The ABCDEF bundle is remodeling ICU care, Dr. Ely said. “The old way involved keeping the patient in bed, tied down, and sedated, which is so patronizing and undignified. What this bundle does is to treat the patient with dignity and love, get them woken up and out of bed. That's where we need to go with critical care.”
Dr. Josephson contends that neurologists should play a key role in this work. “This is another opportunity for neurologists and neurointensivists to really embrace delirium as a disorder we should be treating. While neurologists are sometimes called in, the vast majority of people with delirium are not cared for by neurologists, and many physicians practice in institutions where neurologists would not be involved in care of these patients,” he said.
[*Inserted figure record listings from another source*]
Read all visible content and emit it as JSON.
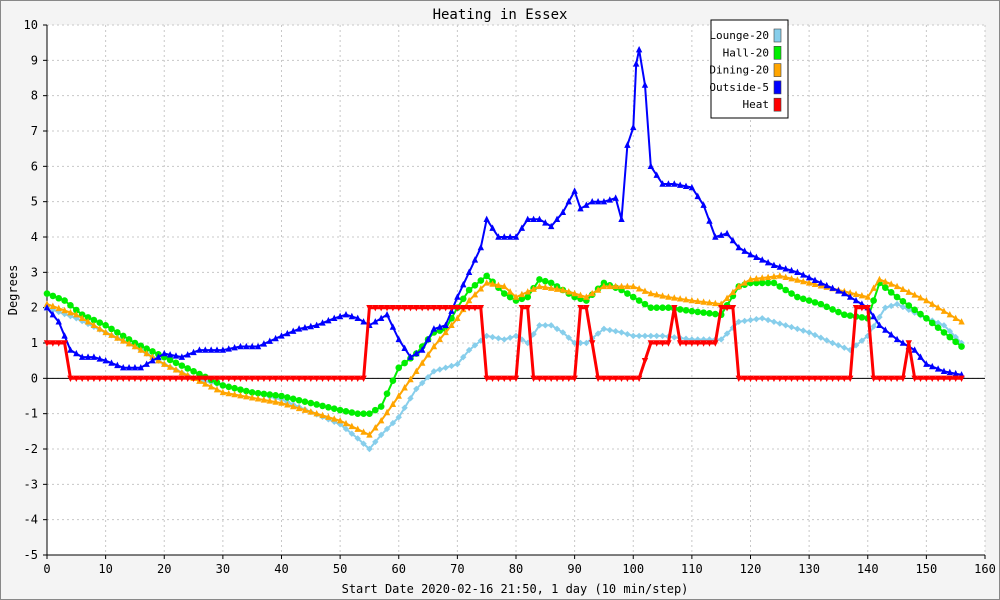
{
  "chart_data": {
    "type": "line",
    "title": "Heating in Essex",
    "xlabel": "Start Date 2020-02-16 21:50, 1 day (10 min/step)",
    "ylabel": "Degrees",
    "xlim": [
      0,
      160
    ],
    "ylim": [
      -5,
      10
    ],
    "xticks": [
      "0",
      "10",
      "20",
      "30",
      "40",
      "50",
      "60",
      "70",
      "80",
      "90",
      "100",
      "110",
      "120",
      "130",
      "140",
      "150",
      "160"
    ],
    "yticks": [
      "-5",
      "-4",
      "-3",
      "-2",
      "-1",
      "0",
      "1",
      "2",
      "3",
      "4",
      "5",
      "6",
      "7",
      "8",
      "9",
      "10"
    ],
    "grid": true,
    "legend_position": "top-right",
    "series": [
      {
        "name": "Lounge-20",
        "color": "#87ceeb",
        "marker": "diamond",
        "points": [
          [
            0,
            2.0
          ],
          [
            5,
            1.7
          ],
          [
            10,
            1.3
          ],
          [
            15,
            0.9
          ],
          [
            20,
            0.4
          ],
          [
            25,
            0.0
          ],
          [
            30,
            -0.2
          ],
          [
            40,
            -0.6
          ],
          [
            50,
            -1.3
          ],
          [
            53,
            -1.7
          ],
          [
            55,
            -2.0
          ],
          [
            57,
            -1.6
          ],
          [
            60,
            -1.1
          ],
          [
            63,
            -0.3
          ],
          [
            66,
            0.2
          ],
          [
            68,
            0.3
          ],
          [
            70,
            0.4
          ],
          [
            72,
            0.8
          ],
          [
            75,
            1.2
          ],
          [
            78,
            1.1
          ],
          [
            80,
            1.2
          ],
          [
            82,
            1.0
          ],
          [
            84,
            1.5
          ],
          [
            86,
            1.5
          ],
          [
            88,
            1.3
          ],
          [
            90,
            1.0
          ],
          [
            92,
            1.0
          ],
          [
            95,
            1.4
          ],
          [
            98,
            1.3
          ],
          [
            100,
            1.2
          ],
          [
            105,
            1.2
          ],
          [
            110,
            1.1
          ],
          [
            115,
            1.1
          ],
          [
            118,
            1.6
          ],
          [
            122,
            1.7
          ],
          [
            126,
            1.5
          ],
          [
            130,
            1.3
          ],
          [
            134,
            1.0
          ],
          [
            137,
            0.8
          ],
          [
            140,
            1.2
          ],
          [
            143,
            2.0
          ],
          [
            145,
            2.1
          ],
          [
            150,
            1.7
          ],
          [
            153,
            1.5
          ],
          [
            156,
            1.0
          ]
        ]
      },
      {
        "name": "Hall-20",
        "color": "#00ee00",
        "marker": "circle",
        "points": [
          [
            0,
            2.4
          ],
          [
            3,
            2.2
          ],
          [
            6,
            1.8
          ],
          [
            10,
            1.5
          ],
          [
            15,
            1.0
          ],
          [
            20,
            0.6
          ],
          [
            25,
            0.2
          ],
          [
            30,
            -0.2
          ],
          [
            35,
            -0.4
          ],
          [
            40,
            -0.5
          ],
          [
            45,
            -0.7
          ],
          [
            50,
            -0.9
          ],
          [
            53,
            -1.0
          ],
          [
            55,
            -1.0
          ],
          [
            57,
            -0.8
          ],
          [
            60,
            0.3
          ],
          [
            63,
            0.7
          ],
          [
            66,
            1.3
          ],
          [
            68,
            1.4
          ],
          [
            70,
            2.0
          ],
          [
            72,
            2.5
          ],
          [
            75,
            2.9
          ],
          [
            78,
            2.4
          ],
          [
            80,
            2.2
          ],
          [
            82,
            2.3
          ],
          [
            84,
            2.8
          ],
          [
            86,
            2.7
          ],
          [
            88,
            2.5
          ],
          [
            90,
            2.3
          ],
          [
            92,
            2.2
          ],
          [
            95,
            2.7
          ],
          [
            98,
            2.5
          ],
          [
            100,
            2.3
          ],
          [
            103,
            2.0
          ],
          [
            106,
            2.0
          ],
          [
            110,
            1.9
          ],
          [
            115,
            1.8
          ],
          [
            118,
            2.6
          ],
          [
            120,
            2.7
          ],
          [
            124,
            2.7
          ],
          [
            128,
            2.3
          ],
          [
            132,
            2.1
          ],
          [
            136,
            1.8
          ],
          [
            140,
            1.7
          ],
          [
            142,
            2.7
          ],
          [
            145,
            2.3
          ],
          [
            150,
            1.7
          ],
          [
            153,
            1.3
          ],
          [
            156,
            0.9
          ]
        ]
      },
      {
        "name": "Dining-20",
        "color": "#ffa500",
        "marker": "triangle",
        "points": [
          [
            0,
            2.1
          ],
          [
            5,
            1.8
          ],
          [
            10,
            1.3
          ],
          [
            15,
            0.9
          ],
          [
            20,
            0.4
          ],
          [
            25,
            0.0
          ],
          [
            30,
            -0.4
          ],
          [
            40,
            -0.7
          ],
          [
            50,
            -1.2
          ],
          [
            55,
            -1.6
          ],
          [
            57,
            -1.2
          ],
          [
            60,
            -0.5
          ],
          [
            63,
            0.2
          ],
          [
            66,
            0.9
          ],
          [
            68,
            1.3
          ],
          [
            70,
            1.7
          ],
          [
            72,
            2.2
          ],
          [
            75,
            2.7
          ],
          [
            78,
            2.6
          ],
          [
            80,
            2.3
          ],
          [
            84,
            2.6
          ],
          [
            88,
            2.5
          ],
          [
            90,
            2.4
          ],
          [
            92,
            2.3
          ],
          [
            95,
            2.6
          ],
          [
            100,
            2.6
          ],
          [
            103,
            2.4
          ],
          [
            106,
            2.3
          ],
          [
            110,
            2.2
          ],
          [
            115,
            2.1
          ],
          [
            118,
            2.6
          ],
          [
            120,
            2.8
          ],
          [
            125,
            2.9
          ],
          [
            130,
            2.7
          ],
          [
            135,
            2.5
          ],
          [
            140,
            2.3
          ],
          [
            142,
            2.8
          ],
          [
            145,
            2.6
          ],
          [
            150,
            2.2
          ],
          [
            153,
            1.9
          ],
          [
            156,
            1.6
          ]
        ]
      },
      {
        "name": "Outside-5",
        "color": "#0000ff",
        "marker": "triangle",
        "points": [
          [
            0,
            2.0
          ],
          [
            2,
            1.6
          ],
          [
            4,
            0.8
          ],
          [
            6,
            0.6
          ],
          [
            8,
            0.6
          ],
          [
            10,
            0.5
          ],
          [
            13,
            0.3
          ],
          [
            16,
            0.3
          ],
          [
            18,
            0.5
          ],
          [
            20,
            0.7
          ],
          [
            23,
            0.6
          ],
          [
            26,
            0.8
          ],
          [
            30,
            0.8
          ],
          [
            33,
            0.9
          ],
          [
            36,
            0.9
          ],
          [
            40,
            1.2
          ],
          [
            43,
            1.4
          ],
          [
            46,
            1.5
          ],
          [
            49,
            1.7
          ],
          [
            51,
            1.8
          ],
          [
            53,
            1.7
          ],
          [
            55,
            1.5
          ],
          [
            57,
            1.7
          ],
          [
            58,
            1.8
          ],
          [
            60,
            1.1
          ],
          [
            62,
            0.6
          ],
          [
            64,
            0.8
          ],
          [
            66,
            1.4
          ],
          [
            68,
            1.5
          ],
          [
            70,
            2.3
          ],
          [
            72,
            3.0
          ],
          [
            74,
            3.7
          ],
          [
            75,
            4.5
          ],
          [
            77,
            4.0
          ],
          [
            80,
            4.0
          ],
          [
            82,
            4.5
          ],
          [
            84,
            4.5
          ],
          [
            86,
            4.3
          ],
          [
            88,
            4.7
          ],
          [
            90,
            5.3
          ],
          [
            91,
            4.8
          ],
          [
            93,
            5.0
          ],
          [
            95,
            5.0
          ],
          [
            97,
            5.1
          ],
          [
            98,
            4.5
          ],
          [
            99,
            6.6
          ],
          [
            100,
            7.1
          ],
          [
            100.5,
            8.9
          ],
          [
            101,
            9.3
          ],
          [
            102,
            8.3
          ],
          [
            103,
            6.0
          ],
          [
            105,
            5.5
          ],
          [
            107,
            5.5
          ],
          [
            110,
            5.4
          ],
          [
            112,
            4.9
          ],
          [
            114,
            4.0
          ],
          [
            116,
            4.1
          ],
          [
            118,
            3.7
          ],
          [
            120,
            3.5
          ],
          [
            124,
            3.2
          ],
          [
            128,
            3.0
          ],
          [
            132,
            2.7
          ],
          [
            136,
            2.4
          ],
          [
            138,
            2.2
          ],
          [
            140,
            2.0
          ],
          [
            142,
            1.5
          ],
          [
            145,
            1.1
          ],
          [
            148,
            0.8
          ],
          [
            150,
            0.4
          ],
          [
            153,
            0.2
          ],
          [
            156,
            0.1
          ]
        ]
      },
      {
        "name": "Heat",
        "color": "#ff0000",
        "marker": "triangle-down",
        "points": [
          [
            0,
            1
          ],
          [
            3,
            1
          ],
          [
            4,
            0
          ],
          [
            54,
            0
          ],
          [
            55,
            2
          ],
          [
            74,
            2
          ],
          [
            75,
            0
          ],
          [
            80,
            0
          ],
          [
            81,
            2
          ],
          [
            82,
            2
          ],
          [
            83,
            0
          ],
          [
            90,
            0
          ],
          [
            91,
            2
          ],
          [
            92,
            2
          ],
          [
            94,
            0
          ],
          [
            101,
            0
          ],
          [
            103,
            1
          ],
          [
            106,
            1
          ],
          [
            107,
            2
          ],
          [
            108,
            1
          ],
          [
            114,
            1
          ],
          [
            115,
            2
          ],
          [
            117,
            2
          ],
          [
            118,
            0
          ],
          [
            137,
            0
          ],
          [
            138,
            2
          ],
          [
            140,
            2
          ],
          [
            141,
            0
          ],
          [
            146,
            0
          ],
          [
            147,
            1
          ],
          [
            148,
            0
          ],
          [
            156,
            0
          ]
        ]
      }
    ]
  }
}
“Delirium in the ICU should be conceptualized as ‘brain failure’ (similar to the way kidney or heart failure is thought of as organ failure),” Dr. Josephson said. “We as neurologic experts should try to own this disease and concentrate our efforts in research and clinical care to better treat these patients. We need to embrace this disorder as ours and start working with our hospital systems to be sure we're delivering care that is commensurate with the current evidence.”
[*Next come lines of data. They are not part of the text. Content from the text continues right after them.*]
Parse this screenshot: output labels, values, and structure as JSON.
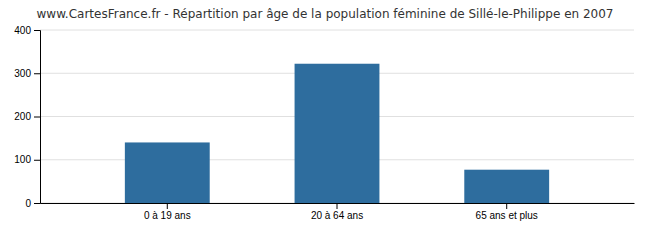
{
  "chart_data": {
    "type": "bar",
    "title": "www.CartesFrance.fr - Répartition par âge de la population féminine de Sillé-le-Philippe en 2007",
    "categories": [
      "0 à 19 ans",
      "20 à 64 ans",
      "65 ans et plus"
    ],
    "values": [
      140,
      322,
      77
    ],
    "color": "#2e6d9e",
    "ylim": [
      0,
      400
    ],
    "yticks": [
      0,
      100,
      200,
      300,
      400
    ],
    "grid": true
  }
}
THE ABCDEF BUNDLE FOR ICU MANAGEMENT
A: Assess, prevent, and manage Pain, using validated tools that can be used in every patient, every day.
B: Both spontaneous awakening trials and spontaneous breathing trials, providing powerful medications when needed but stopping them when unnecessary to avoid over-use and unwanted side effects.
C: Choice of analgesia and sedation, using published literature to assess the safest agents to use and ones to avoid in a given patient.
D: Assess, prevent, and manage delirium, using validated tools.
E: Early mobility and exercise. Early mobility decreases days of delirium, days on mechanical ventilation, and ICU and hospital length of stay, while improving functional outcomes.
F: Family engagement and empowerment. Providers should establish open communication with the patient's support system, engage them in the patient's recovery, and provide them with clear expectations about the trajectory for recovery and support resources.